都内のある公立中学校はPTA会長の規約を「共同で運営することも可能」と変更。今年度は4人が共同会長を務めています。
行事に参加し、あいさつなども担当する会長、学校と連絡調整する会長などの担当を決め、情報はLINEで共有しているということです。
共同会長を務める男性
「会長は他の役職に比べてやることが非常に多く、家族の理解を得るのも大変です。もし今後やる人がいなくなると困るので、複数人が代表でもかまわないという規約に変えました。4人での会長は、意思決定に時間はかかりますが、その分負担は減っていますし、やっていて楽しいです。PTAは本来、強制されてやることではないので、できる人ができることをやるのが大前提だと思います」

会議も予約もプリントも全部デジタル化

PTAの仕事の進め方を変えようと「デジタル化」に注力する人もいます。

川崎市立古川小学校のPTA副会長の田中さんです。

きっかけは、何をするにも学校に足を運ばなければならない非効率なルールでした。
田中さん
「会議室を予約するのも、備品のデジタルカメラを借りるのも、すべて平日の日中に学校に来て行うのが慣例でした。共働きの家庭が多い中で、こうした一つ一つが拘束時間を長くし、PTAに参加しづらくしていると感じました」
「とにかく学校に行く回数を減らしたい」

田中さんはもともとパソコンに詳しいわけではありませんでしたが、詳しい保護者を探して「デジタル担当」になってもらい、アドバイスを受けて勉強しました。

ネットの無料ツールを使い、PTAの会議はリモートに、意見集約はWEBアンケートに、備品の台帳や会議室の予約もネットで行えるようにしました。
いちばん効果が大きかったのは保護者へのプリント配布をデジタル化したこと。これまで、毎回800部以上を印刷してホチキスで留めて準備してきましたが、PTAのホームページへの資料を掲載する形に変えました。

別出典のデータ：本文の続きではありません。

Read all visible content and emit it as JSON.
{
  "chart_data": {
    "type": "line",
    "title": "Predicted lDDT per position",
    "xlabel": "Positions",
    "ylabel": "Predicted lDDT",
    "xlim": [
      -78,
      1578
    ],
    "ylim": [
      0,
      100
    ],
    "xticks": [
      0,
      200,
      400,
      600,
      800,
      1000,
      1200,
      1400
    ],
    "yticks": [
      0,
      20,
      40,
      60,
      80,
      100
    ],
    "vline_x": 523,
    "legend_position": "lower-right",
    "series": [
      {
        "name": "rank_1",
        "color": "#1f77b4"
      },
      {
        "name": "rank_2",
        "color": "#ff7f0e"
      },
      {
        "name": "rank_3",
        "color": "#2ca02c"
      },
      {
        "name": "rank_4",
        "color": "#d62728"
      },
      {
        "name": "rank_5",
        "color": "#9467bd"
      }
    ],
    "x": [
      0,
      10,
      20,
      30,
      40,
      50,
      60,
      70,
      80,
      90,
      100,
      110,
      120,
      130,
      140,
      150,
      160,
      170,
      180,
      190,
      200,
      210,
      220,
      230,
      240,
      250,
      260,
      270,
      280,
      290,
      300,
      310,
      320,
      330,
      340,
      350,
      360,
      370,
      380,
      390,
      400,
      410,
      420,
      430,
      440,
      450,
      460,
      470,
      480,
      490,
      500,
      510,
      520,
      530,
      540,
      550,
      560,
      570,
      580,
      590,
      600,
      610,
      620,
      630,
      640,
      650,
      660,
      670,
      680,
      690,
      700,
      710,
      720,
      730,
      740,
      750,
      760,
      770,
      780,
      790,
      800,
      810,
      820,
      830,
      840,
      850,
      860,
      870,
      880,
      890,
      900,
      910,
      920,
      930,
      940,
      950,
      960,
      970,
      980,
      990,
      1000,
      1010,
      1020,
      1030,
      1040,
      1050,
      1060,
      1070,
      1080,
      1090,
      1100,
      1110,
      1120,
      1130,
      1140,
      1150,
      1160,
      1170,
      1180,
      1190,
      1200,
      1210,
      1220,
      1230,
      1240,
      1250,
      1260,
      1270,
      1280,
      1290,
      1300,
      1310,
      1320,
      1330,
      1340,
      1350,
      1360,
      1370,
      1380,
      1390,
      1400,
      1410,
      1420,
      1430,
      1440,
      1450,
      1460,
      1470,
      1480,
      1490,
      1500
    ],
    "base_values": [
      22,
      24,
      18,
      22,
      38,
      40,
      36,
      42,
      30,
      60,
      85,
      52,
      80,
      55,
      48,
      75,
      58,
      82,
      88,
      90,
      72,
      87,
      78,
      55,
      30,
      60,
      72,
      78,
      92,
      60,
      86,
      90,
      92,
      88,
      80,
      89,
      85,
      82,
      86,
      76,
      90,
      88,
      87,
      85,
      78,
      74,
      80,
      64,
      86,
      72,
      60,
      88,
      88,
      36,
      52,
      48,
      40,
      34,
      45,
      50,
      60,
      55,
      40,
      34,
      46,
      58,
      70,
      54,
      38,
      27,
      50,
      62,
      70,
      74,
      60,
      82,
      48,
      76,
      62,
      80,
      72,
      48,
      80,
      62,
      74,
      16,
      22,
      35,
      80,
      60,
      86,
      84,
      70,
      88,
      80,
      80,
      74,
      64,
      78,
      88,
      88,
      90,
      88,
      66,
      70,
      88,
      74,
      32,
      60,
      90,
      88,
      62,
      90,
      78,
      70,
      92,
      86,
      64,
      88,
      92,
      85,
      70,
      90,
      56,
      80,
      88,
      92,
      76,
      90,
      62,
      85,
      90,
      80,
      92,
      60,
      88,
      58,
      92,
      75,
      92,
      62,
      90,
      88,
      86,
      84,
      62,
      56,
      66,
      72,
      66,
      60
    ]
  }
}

保護者に紙のプリント配布か、それとも資料のネット掲載か、選んでもらったところ、99%がネット掲載を選んだということです。

デジタル化の結果、学校に行く回数はこれまでの3分の1ほどに減ったといいます。
田中さん
「時間と場所を選ばず、誰でも参加できるPTA活動を意識しています。むだを減らせば、学校に防災備蓄品の充実を働きかけるなど、本当に子どものためになる活動に取り組むこともできます」
コロナ禍で学校現場でもオンライン授業の導入も進み、デジタル化を進めるPTAは各地で増えています。

子どものためにできること

ここまで、保護者とPTAの関わりについて見てきましたが、いちばん大事なことを忘れていました。

子どもたちのために何をしてあげられるかです。

そんな中、PTAだからこそできる心温まる取り組みの現場に居合わせました。

3月24日。

スカイツリー近くの小学校に、ことしの卒業生やその保護者が集まってきました。
小学校最後の2年間のほとんどをコロナ禍のなかで過ごし、修学旅行や運動会などの規模が縮小されるなど、さまざまな制約を受けてきました。

子どもたちのために何か思い出を残してあげたい。
「墨田区立小学校PTA協議会」が一肌脱ぎました。

コロナで中止になったイベントの費用などを回し、卒業式の日の夜、スカイツリーにメッセージを点灯させることにしたのです。

地域の人の要望で、スカイツリーにメッセージが表示されるのは初めてのことです。
「私にも6年生の娘がいますが、特にかわいそうに感じたのは、楽しい給食の時間が、すべて黙食になったということです。大人の中には飲み会に行く人も多く、理不尽さを感じながら生活をしていたと思います。今回のイベントで少しでもわくわくする気持ちになってもらい、これから中学生になるにあたって前向きに進んでいってもらえるとうれしいです」
午後6時45分。

カウントダウンの掛け声が終わるとともに、スカイツリーに順番に文字が表示されていきます。

「卒」「業」「お」「め」「で」「と」「う」
「おー!」という大きな歓声とともに自然と拍手がわき起こり、忘れられない小学校生活のフィナーレになりました。
参加した男の子
「『卒業おめでとう』というメッセージを見て、卒業するんだという寂しい気持ちと、中学校に行くんだというわくわくする気持ちになりました。墨田区に住んでいてよかったです。大人になっても忘れない思い出になりました」
高木基裕会長
「PTAなんていらないという人がいるのは知っていますし、なくなると楽になるという側面はあるかもしれません。しかし、制限の多い学校にはできないことをPTAが担うことで、子どもたちに豊かな体験をさせてあげられると思っています。PTAを通して子どもたちを喜ばせたいという輪を広げていき、その輪が学校をよりよくすると考えています」

変わる運営方法 変わらない子どもへの思い

時代に合わせて、PTAのあり方も大きく変わってきています。

でも、子どもたちに楽しい学校生活を送ってほしいという思いは、いつの時代も変わらないと思います。

古いしきたりや非効率なルールは改めながらも、子どもたちの学校生活のいい思い出ができるように。

PTAのためにではなく、子どもたちのために何ができるか。

わが家に届いたPTA役員募集の案内に書かれた「できる人ができることを」の文字を見ながら考えました。